The Straits Times Index (STI) traded more than 2 per cent down early on but clawed back most of the losses to end 17.91 points, or 0.7 per cent, lower at 2,487.56.
Singapore Airlines shares were halted before the market opened. Mr Heng said SIA, part of the bruised aviation sector, is considering a corporate action with the support of state investor Temasek. SIA has slashed over 96 per cent of its capacity and grounded most of its fleet.
As a proxy to SIA, subsidiary SIA Engineering shares jumped after the address by Mr Heng to end 12.6 per cent higher at $1.88. Ground handler Sats also received a boost, advancing 7.4 per cent to $3.32 after the Government unveiled a $350 million aviation support package.
Market performance was mixed across other sectors.
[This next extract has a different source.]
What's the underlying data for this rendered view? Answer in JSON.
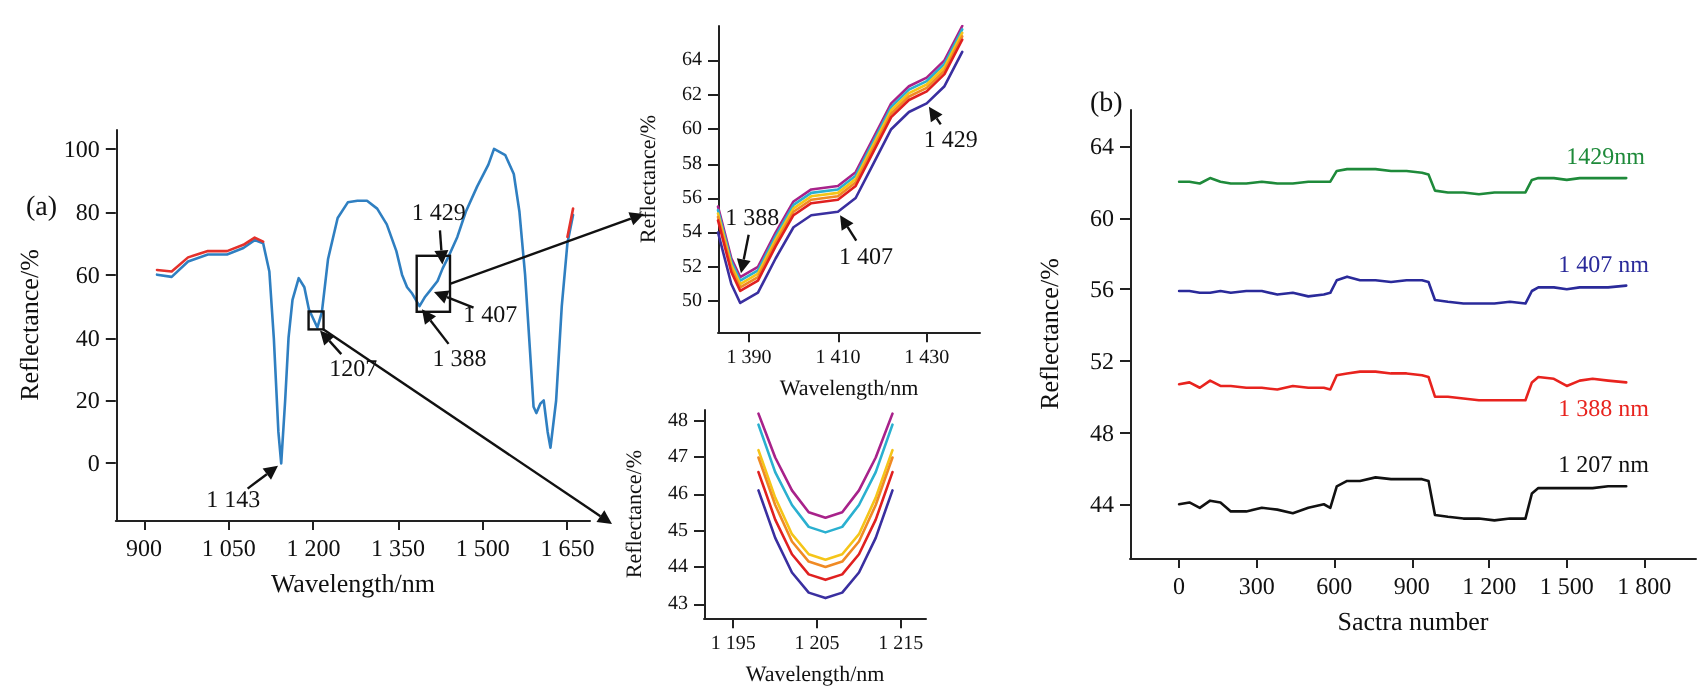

Among telcos, Singtel fell 3.1 per cent to $2.52 while StarHub added 3.9 per cent to $1.32.
DBS Group Research analyst Sachin Mittal lowered 2021 earnings for the two by 9 per cent to 10 per cent on the basis that the Covid-19 outbreak will last through this year and curb travel into Singapore.
Food-and-beverage player Jumbo Group edged down 2.4 per cent to 20.5 cents. RHB Research joined DBS in lowering its recommendation for Jumbo to "neutral". RHB analyst Juliana Cai said yesterday: "As Jumbo's food-service brands largely cater to tourists, corporate dining and social gatherings, we expect its domestic sales to be significantly impacted before recovering in 2021."
Trading volume was 1.37 billion shares worth $1.82 billion, with losers outpacing gainers 287 to 149.
Elsewhere, it was a mixed bag. Australia, Malaysia and Taiwan rose but China, Hong Kong, Japan and South Korea were lower.